Last night, Crystal Palace announced the signing of former Arsenal, Manchester City and Tottenham Hotspur striker Emmanuel Adebayor until the end of the season. The move raised a few eyebrows, the Togolese international known for his fleeting successes and tendency to peter out, but this deal is the epitome of the winter window this season.
No one wants to play ball.
It’s highlighted by some of the moves this summer, with some only really coming to fruition because they had to. Charlie Austin joined Southampton for £4m because he had just six months to run on his contract QPR, the same reason Leeds United allowed Sam Byram to join West Ham United.
With so much pressure on teams to stay in the division, they are trying their best to find deals but finding anyone domestically has been a real drag.
Players like Loic Remy, desperate to play some first-team football ahead of Euro 2016 has been forced to stay at Chelsea. That may change for him now it looks like Alexandre Pato is joining the club on loan, but that leaves clubs just a few days to fight for his signature.

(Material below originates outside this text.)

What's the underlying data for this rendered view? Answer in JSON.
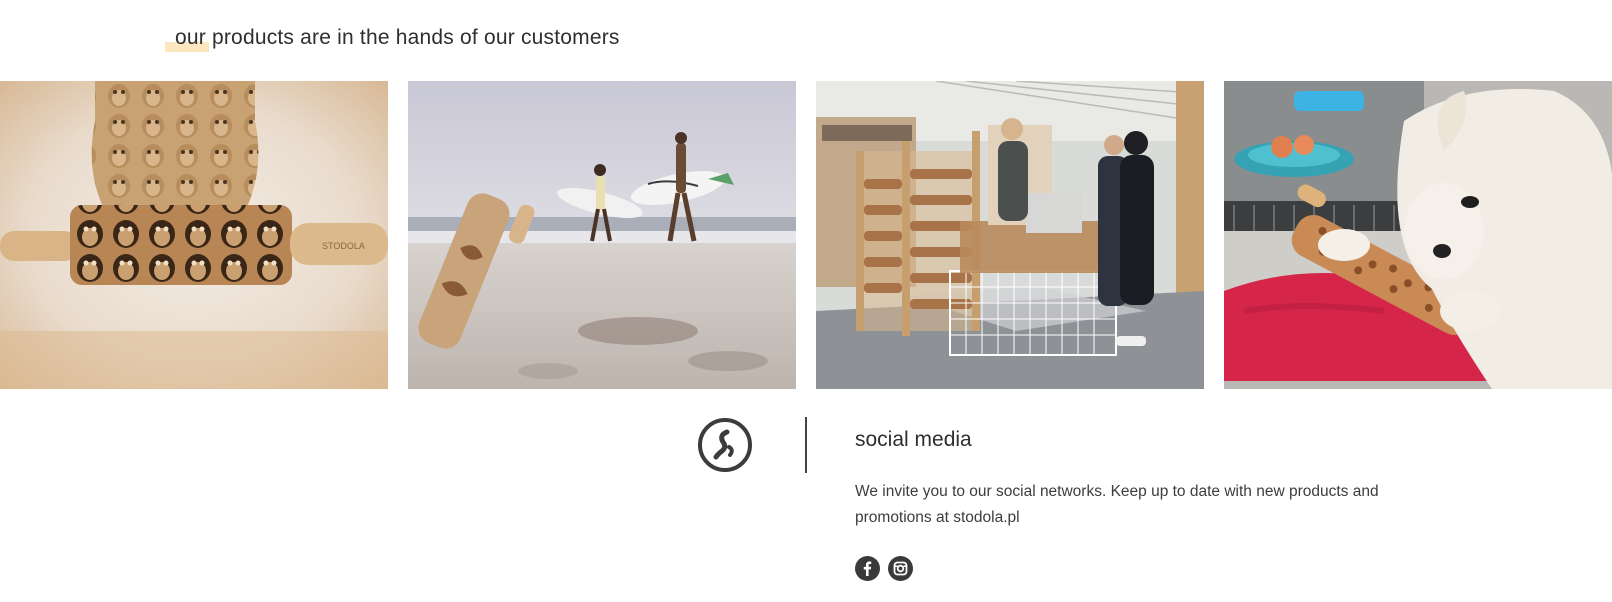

Clubs like Sunderland and Aston Villa are wandering aimlessly in their search for reinforcements but can’t find what they need. Other teams won’t sell them the quality they need as most still need it themselves, anyone who they can get then either is hesitent about joining a relegation side on a permanent basis or simply not a step-up to what they’ve already got.
Even those surplus to requirements have simply been bumped up in price. Jonjo Shelvey and Andros Townsend have both joined Newcastle United and while they do have quality, they were deemed as not needed by other clubs yet still cost £12m each.
Those astronomical prices and the unwillingness to sell has teams looking abroad, where they can be more likely to allow players to leave. But even then, some drive a hard bargain and the likelyhood that any should meet the expectation to make an immediate impact for those clubs in need is a little farfetched to say the least.
All that leads to why the Adebayor deal makes sense. He’s a free agent, you don’t need to negotiate with any club and the only thing that stalled a deal was to get Spurs to pay a percentage of what they still owe him to see it through.
Seeing as the Palace strikeforce has scored just once all season, it shouldn’t be too hard for him to be at least a minor success. He’ll be gone at the end of the season, unless he really impresses and brings his wage demands down, and Alan Pardew will look to reinforce with a better option in the much less restrictive summer window.
There have been calls in the past to end this window because of what it can do to smaller clubs. What has been evident this time around is that it’s affected everyone, dominoes have failed to fall and therefore clubs have been stuck in a rut with nowhere to go.
Again, especially in the Premier League, this may change when the new money comes in next year and teams just spend willy-nilly. However, should this happen again next season, it could actually be the beginning of the end for the January winter window.